In an effort to make technical and vocational tertiary education more appealing, the report also recommends that TVET students be given stipends where needed, which would cover the full cost of study.

The commission has recommended that government find some affordable means of providing student accommodation, which has been another Fees Must Fall concern as many students have struggled to afford accommodation.

The Commission also recommends that application fees and registration fees should be scrapped. It suggests the creation of an education fund to which companies, individuals, international aid agencies, and others could donate towards the development of higher education.

The Commission says it recognises the right to further education for all and the constitutional duty of the State to make such education “progressively available and accessible through reasonable measures”.

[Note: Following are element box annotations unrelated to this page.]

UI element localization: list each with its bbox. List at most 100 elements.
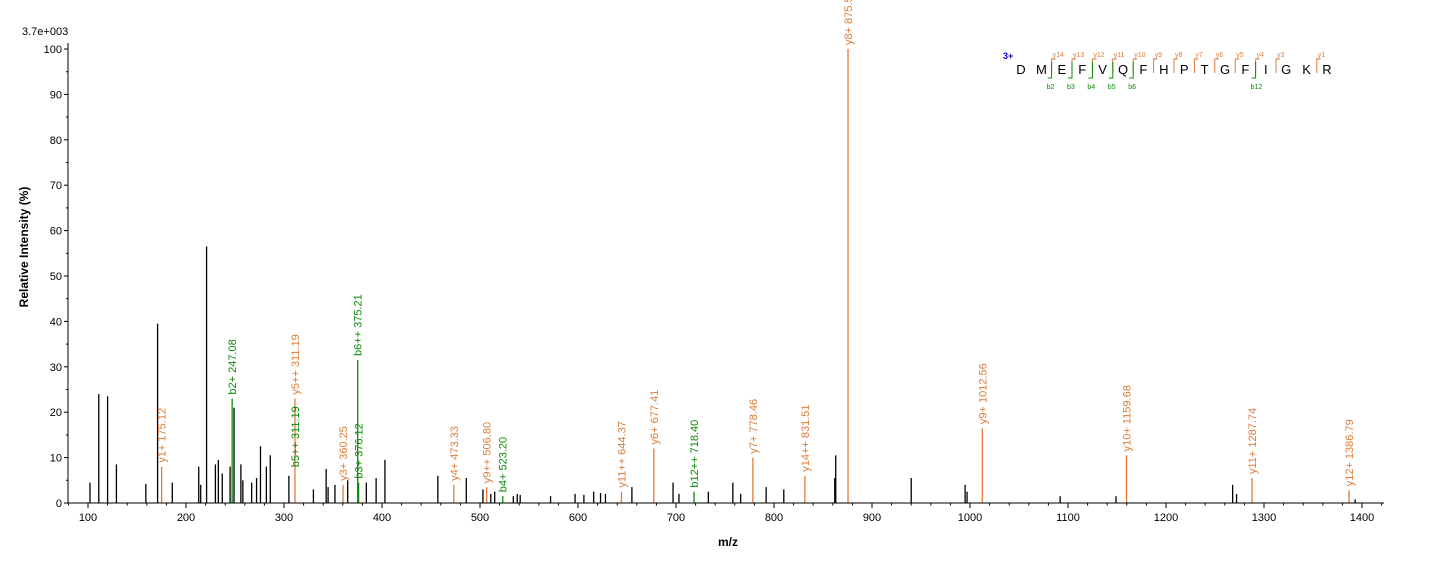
y-fragment-marker bbox=[1051, 58, 1056, 73]
y-tick-label: 40 bbox=[50, 316, 62, 328]
b-fragment-marker bbox=[1129, 62, 1134, 79]
b-fragment-label: b5 bbox=[1108, 84, 1116, 91]
y-fragment-label: y9 bbox=[1155, 52, 1163, 59]
charge-state: 3+ bbox=[1003, 51, 1013, 61]
x-tick-label: 1200 bbox=[1154, 512, 1178, 524]
y-fragment-label: y11 bbox=[1114, 52, 1125, 59]
sequence-residue: H bbox=[1159, 62, 1168, 77]
peak-label: b12++ 718.40 bbox=[689, 420, 701, 488]
y-fragment-label: y12 bbox=[1093, 52, 1104, 59]
sequence-residue: I bbox=[1264, 62, 1268, 77]
y-fragment-label: y13 bbox=[1073, 52, 1084, 59]
peak-label: y14++ 831.51 bbox=[800, 404, 812, 471]
peak-label: y8+ 875.52 bbox=[843, 0, 855, 45]
y-fragment-label: y6 bbox=[1216, 52, 1224, 59]
intensity-scale-label: 3.7e+003 bbox=[22, 26, 68, 38]
peak-label: y12+ 1386.79 bbox=[1344, 419, 1356, 486]
x-tick-label: 1400 bbox=[1350, 512, 1374, 524]
peak-label: y3+ 360.25 bbox=[338, 426, 350, 481]
y-fragment-marker bbox=[1275, 58, 1280, 73]
y-fragment-label: y7 bbox=[1195, 52, 1203, 59]
peak-label: y7+ 778.46 bbox=[748, 399, 760, 454]
b-fragment-marker bbox=[1251, 62, 1257, 79]
sequence-residue: D bbox=[1016, 62, 1025, 77]
y-tick-label: 0 bbox=[56, 498, 62, 510]
b-fragment-label: b6 bbox=[1128, 84, 1136, 91]
peak-label: y4+ 473.33 bbox=[449, 426, 461, 481]
peak-label: y11++ 644.37 bbox=[616, 421, 628, 487]
y-fragment-label: y5 bbox=[1236, 52, 1244, 59]
x-tick-label: 800 bbox=[765, 512, 783, 524]
x-tick-label: 1300 bbox=[1252, 512, 1276, 524]
peaks-group bbox=[89, 49, 1356, 503]
y-fragment-label: y1 bbox=[1318, 52, 1326, 59]
x-axis-title: m/z bbox=[718, 535, 738, 549]
y-fragment-marker bbox=[1112, 58, 1117, 73]
y-fragment-marker bbox=[1071, 58, 1076, 73]
sequence-residue: G bbox=[1220, 62, 1230, 77]
x-tick-label: 900 bbox=[863, 512, 881, 524]
b-fragment-marker bbox=[1088, 62, 1093, 79]
y-fragment-marker bbox=[1173, 58, 1178, 73]
y-fragment-marker bbox=[1193, 58, 1199, 73]
y-tick-label: 10 bbox=[50, 453, 62, 465]
y-fragment-label: y14 bbox=[1053, 52, 1064, 59]
y-fragment-marker bbox=[1153, 58, 1158, 73]
y-fragment-marker bbox=[1255, 58, 1260, 73]
y-fragment-marker bbox=[1234, 58, 1240, 73]
peak-label: b5++ 311.19 bbox=[290, 406, 302, 467]
b-fragment-label: b3 bbox=[1067, 84, 1075, 91]
peak-label: y9++ 506.80 bbox=[482, 422, 494, 483]
x-tick-label: 200 bbox=[177, 512, 195, 524]
sequence-residue: F bbox=[1078, 62, 1086, 77]
sequence-residue: Q bbox=[1118, 62, 1128, 77]
y-tick-label: 70 bbox=[50, 180, 62, 192]
x-tick-label: 1000 bbox=[958, 512, 982, 524]
peak-label: y10+ 1159.68 bbox=[1121, 385, 1133, 451]
sequence-residue: F bbox=[1139, 62, 1147, 77]
y-fragment-label: y3 bbox=[1277, 52, 1285, 59]
y-fragment-label: y8 bbox=[1175, 52, 1183, 59]
y-tick-label: 90 bbox=[50, 89, 62, 101]
peak-labels-group: y1+ 175.12 b2+ 247.08 y5++ 311.19 b5++ 311.… bbox=[157, 0, 1356, 492]
y-fragment-marker bbox=[1091, 58, 1097, 73]
peak-label: b2+ 247.08 bbox=[227, 339, 239, 394]
y-tick-label: 30 bbox=[50, 362, 62, 374]
y-tick-label: 60 bbox=[50, 226, 62, 238]
y-fragment-marker bbox=[1214, 58, 1219, 73]
x-tick-label: 300 bbox=[275, 512, 293, 524]
b-fragment-label: b12 bbox=[1251, 84, 1263, 91]
b-fragment-marker bbox=[1108, 62, 1114, 79]
sequence-residue: T bbox=[1201, 62, 1209, 77]
sequence-residue: P bbox=[1180, 62, 1189, 77]
b-fragment-label: b4 bbox=[1087, 84, 1095, 91]
y-tick-label: 50 bbox=[50, 271, 62, 283]
peak-label: y9+ 1012.56 bbox=[977, 363, 989, 424]
x-tick-label: 400 bbox=[373, 512, 391, 524]
peak-label: b6++ 375.21 bbox=[353, 294, 365, 356]
sequence-residue: M bbox=[1036, 62, 1047, 77]
y-fragment-marker bbox=[1316, 58, 1321, 73]
y-tick-label: 100 bbox=[44, 44, 62, 56]
y-axis-title: Relative Intensity (%) bbox=[17, 187, 31, 308]
b-fragment-marker bbox=[1047, 62, 1053, 79]
x-tick-label: 100 bbox=[79, 512, 97, 524]
b-fragment-label: b2 bbox=[1047, 84, 1055, 91]
axes-group: 0 10 20 30 40 50 60 70 80 90 100 100 200 300 400 500 600… bbox=[44, 43, 1384, 524]
peak-label: b3+ 376.12 bbox=[354, 423, 366, 478]
sequence-residue: V bbox=[1098, 62, 1107, 77]
sequence-residue: K bbox=[1302, 62, 1311, 77]
y-fragment-label: y4 bbox=[1257, 52, 1265, 59]
sequence-residue: F bbox=[1241, 62, 1249, 77]
y-tick-label: 20 bbox=[50, 407, 62, 419]
peak-label: y1+ 175.12 bbox=[157, 408, 169, 463]
y-fragment-marker bbox=[1132, 58, 1138, 73]
sequence-residue: R bbox=[1322, 62, 1331, 77]
y-fragment-label: y10 bbox=[1134, 52, 1145, 59]
y-tick-label: 80 bbox=[50, 135, 62, 147]
peak-label: y11+ 1287.74 bbox=[1247, 408, 1259, 474]
x-tick-label: 600 bbox=[569, 512, 587, 524]
x-tick-label: 1100 bbox=[1056, 512, 1080, 524]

It is unclear what will become of the National Student Financial Aid Scheme (NSFAS) if the Commission recommendations are accepted. The report states that NSFAS, “even in its new student­-centred guise, is unlikely to produce a significant proportion of successful students or to improve materially on its present gross inefficiency in the collection of loan debts”.

Judge Jonathan Heher handed over the report to the President on 30 August 2017. President Jacob Zuma has appointed two committees, led by Minister in the Presidency Jeff Radebe and Finance Minister Malusi Gigaba, to consider the recommendations made by the Commission and his response will be released once the ministers have concluded their work.

Produced for GroundUp by Notes from the House.